ANDRÉS MARCO

miércoles, 16 de marzo de 2011

EL ESPEJO




Sí, estoy bien. Me siento muy cómodo en casa. No hay nada que pueda perturbar mi felicidad. Me miro en el espejo para  cerciorarme  y no veo nada. Mi espejo se ha tornado un narcisista y se pasa el día reflejándose a sí mismo. Es algo que intuyo, que vengo observando desde hace algunos días. Es como se hubiera un espejo dentro de otro. Te miras en el mismo y sólo ves un espejo. Nada más: un espejo que no refleja nada. Me enfurezco con su actitud y, sin apenas pensármelo, le propino dos patadas. La imagen de sí mismo se desvanece. Me miro con parsimonia, atento a observar, si es posible, cualquier señal en mi cara que no sea propia de mi estado de ánimo actual, pero mi imagen no aparece por ningún lado. Dentro del espejo hay unos olmos viejos y altos, muy troncudos, cuyas ramas y hojas están siendo mojadas por una pertinaz lluvia, una fuerte tormenta con abundante aparato eléctrico abatiéndose sobre ellos. Es mejor no mirar. No me interesa en absoluto contemplar paisajes de esta índole. Me ponen de mal humor para el resto del día. Será mejor olvidarme del espejo, tirarlo al cubo de basura y dejar que mañana se lo leven a otra parte, al estercolero, para que esté a su gusto, sin que nadie le impida besarse a sí mismo.

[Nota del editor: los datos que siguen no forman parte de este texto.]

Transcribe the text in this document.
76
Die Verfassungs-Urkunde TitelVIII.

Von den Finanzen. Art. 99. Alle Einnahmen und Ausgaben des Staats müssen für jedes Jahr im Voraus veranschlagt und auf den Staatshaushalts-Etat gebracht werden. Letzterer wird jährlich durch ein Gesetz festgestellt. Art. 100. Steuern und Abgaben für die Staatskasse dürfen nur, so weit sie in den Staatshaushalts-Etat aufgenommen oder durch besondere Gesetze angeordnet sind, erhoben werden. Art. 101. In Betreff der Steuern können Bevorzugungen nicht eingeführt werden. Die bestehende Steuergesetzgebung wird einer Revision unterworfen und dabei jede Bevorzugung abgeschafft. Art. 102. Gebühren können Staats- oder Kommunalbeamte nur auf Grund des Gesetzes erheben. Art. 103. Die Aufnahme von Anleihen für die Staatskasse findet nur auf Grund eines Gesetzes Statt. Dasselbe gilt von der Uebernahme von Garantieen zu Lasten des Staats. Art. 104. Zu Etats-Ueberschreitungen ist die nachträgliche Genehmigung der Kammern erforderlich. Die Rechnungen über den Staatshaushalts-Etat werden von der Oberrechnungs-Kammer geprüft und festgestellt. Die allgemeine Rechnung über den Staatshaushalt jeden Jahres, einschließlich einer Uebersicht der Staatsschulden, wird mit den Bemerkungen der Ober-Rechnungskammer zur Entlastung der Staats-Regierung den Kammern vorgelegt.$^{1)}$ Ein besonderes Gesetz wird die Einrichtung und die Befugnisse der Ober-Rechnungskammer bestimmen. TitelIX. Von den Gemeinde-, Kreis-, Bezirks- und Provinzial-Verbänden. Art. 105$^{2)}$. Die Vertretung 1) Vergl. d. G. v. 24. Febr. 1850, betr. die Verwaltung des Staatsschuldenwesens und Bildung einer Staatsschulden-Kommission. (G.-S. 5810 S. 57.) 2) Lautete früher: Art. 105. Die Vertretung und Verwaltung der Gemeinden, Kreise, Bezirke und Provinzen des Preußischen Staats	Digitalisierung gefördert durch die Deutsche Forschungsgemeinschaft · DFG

A mí no me importa que lo haga, pero no cuando lo necesito, como acaba de ocurrir, para comprobar que estoy bien, que nada perturba mi paz.
Me acerco a la ventana y miro hacia fuera para no acordarme más de lo sucedido hace unos momentos, para ver cómo las estrellas de la noche juegan entre ellas a policías y a ladrones. Un grupo de ellas son los ladrones que tienen que esconderse en la amplitud del firmamento mientras el otro grupo, las que hacen de policías, no miran o lo hacen hacia otra parte y cuentan hasta cien de una forma que sólo ellas saben hacer. Después correrán por el cielo, brillando unas más que otras, jugando a confundirse con sus guiños, apagándose cuando no quieren ser vistas, poniéndose en fuga  al ser descubiertas, lanzando destellos para iluminar los lugares más recónditos y oscuros y ver si hay alguna escondida por allí, riendo y jugando toda la noche hasta que el sol las sorprenda en su diversión y como buen padre las apague y las mande a la cama, cansadas de pasar toda la noche corriendo de un lugar a otro. Me gustaría que alguna vez mi espejo reflejara durante el día unos instantes de alegría de las estrellas, entonces no lo echaría a la basura. Pero dudo que sea capaz. De todos modos no pierdo la esperanza intentando que se percate de mi deseo. Lo miro con disimulo, nada, lo miro detenidamente, tampoco. Lo cojo y lo llevo hasta la ventana, lo enfoco hacia el firmamento. No hay manera, no se da por enterado. Abro la ventana para que el aire fresco de la noche lo despeje un poco y le ayude a aclarar su mente. Nada, sigue ensimismado en su propia  contemplación. Me cabreo y lo tiro a la calle.
Al chocar con el suelo se rompe en mil pedazos y en cada uno de los trozos veo maravillado como las estrellas juegan a policías y a ladrones. Y así paso toda la noche, contemplando esta multiplicidad de imágenes de estrellas, muchas de ellas desconocidas hasta ahora para mí. Llega la mañana, las imágenes se desvanecen y yo sigo apoyado en el quicio de la ventana mirando atento por si acaso los remedos de espejuelos de mi espejo han sido capaces de retener  en su interior las imágenes nocturnas que han reflejado, tal como yo deseo. Sin embargo, nunca podré saberlo. Está amaneciendo y con el alba han llegado los barrenderos de cada mañana y con sus escobas se han llevado los pedazos de mi espejo roto. Qué le vamos a hacer,  hoy , esta tarde, sin falta tendré que comprarme otro.